Die Feststellungen zum Leben des Beschwerdeführers in Österreich gründen auf dessen Angaben in der mündlichen Verhandlung (BVwG-Akt, OZ 8, S. 9-11) in Zusammenschau mit den im Verfahren vorgelegten Integrationsunterlagen des Beschwerdeführers (BFA-Akt, AS 153-157, 441 und 445; BVwG-Akt, OZ 8, Beilagen ./1 und ./2). Die einvernommene Zeugin legte in der mündlichen Verhandlung zudem dar, dass sich der Beschwerdeführer im Deutschkurs sehr engagiert und bemüht gezeigt habe und sehr freundlich sowie wertschätzend sei (BVwG-Akt, OZ, S. 13). Dass der Beschwerdeführer Leistungen aus der Grundversorgung bezieht und nicht erwerbstätig ist, ergibt sich zudem aus den eigeholten Auszügen der GVS-Datenbank.
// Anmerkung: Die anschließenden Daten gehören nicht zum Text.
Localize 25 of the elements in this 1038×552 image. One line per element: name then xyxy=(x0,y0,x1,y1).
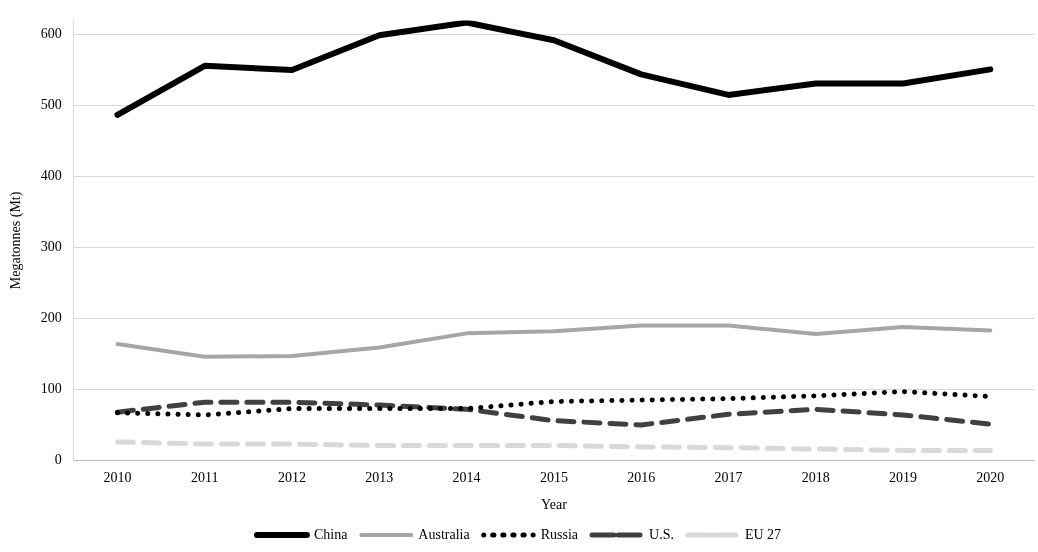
legend-label: Russia xyxy=(540,526,579,542)
x-tick-label: 2015 xyxy=(539,470,568,486)
x-tick-label: 2018 xyxy=(801,470,830,486)
x-tick-label: 2010 xyxy=(103,470,132,486)
y-tick-label: 300 xyxy=(40,239,62,255)
y-tick-label: 600 xyxy=(40,26,62,42)
x-tick-label: 2011 xyxy=(190,470,219,486)
x-tick-label: 2012 xyxy=(278,470,307,486)
x-tick-label: 2019 xyxy=(889,470,918,486)
y-axis-title: Megatonnes (Mt) xyxy=(8,191,25,290)
y-tick-label: 100 xyxy=(40,381,62,397)
y-tick-label: 200 xyxy=(40,310,62,326)
legend-label: Australia xyxy=(418,526,471,542)
y-tick-label: 400 xyxy=(40,168,62,184)
x-tick-label: 2013 xyxy=(365,470,394,486)
y-tick-label: 0 xyxy=(54,452,62,468)
x-axis-title: Year xyxy=(540,497,568,513)
y-tick-label: 500 xyxy=(40,97,62,113)
legend-label: EU 27 xyxy=(744,526,782,542)
x-tick-label: 2016 xyxy=(627,470,656,486)
x-tick-label: 2020 xyxy=(976,470,1005,486)
x-tick-label: 2014 xyxy=(452,470,481,486)
x-tick-label: 2017 xyxy=(714,470,743,486)
legend-label: U.S. xyxy=(649,526,674,542)
legend-label: China xyxy=(313,526,349,542)
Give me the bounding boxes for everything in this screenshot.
Der Beschwerdeführer gab in der mündlichen Verhandlung an, in Österreich seinen Schulabschluss nachholen zu wollen und sich diesbezüglich bereits in einer Schule für die Aufnahmeprüfung im September [Anm.: 2018] angemeldet zu haben. Er habe eine schriftliche Einladung zur Teilnahme an der Aufnahmeprüfung bekommen (BVwG-Akt, OZ 8, S. 9). Dass der Beschwerdeführer aktuell eine Schule besucht, hat er bis zum Entscheidungszeitpunkt jedoch nicht nachgewiesen. Zudem erklärte der Beschwerdeführer in der mündlichen Verhandlung, sich Anfang des Jahres 2018 für ehrenamtliche Tätigkeiten beim Roten Kreuz und bei einem Sozialmarkt angemeldet, bislang aber keine Rückmeldung erhalten zu habe (BVwG-Akt, OZ 8, S. 10). Dies wurde durch die einvernommene Zeugin bestätigt, welche diesbezüglich erklärte, dass die Freiwilligenarbeiten bislang an den Deutschkenntnissen des Beschwerdeführers gescheitert seien, sich diese aber verbessert hätten (BVwG-Akt, OZ 8, S. 13).

Hinweise darauf, dass der Beschwerdeführer in Österreich Verwandte oder Familienangehörige hat, ergaben sich bis zum Entscheidungszeitpunkt nicht. Der Beschwerdeführer verneinte die diesbezügliche Frage vor dem BFA explizit (BFA-Akt, AS 137), weder in der Beschwerde noch in der mündlichen Verhandlung wurde Gegenteiliges behauptet.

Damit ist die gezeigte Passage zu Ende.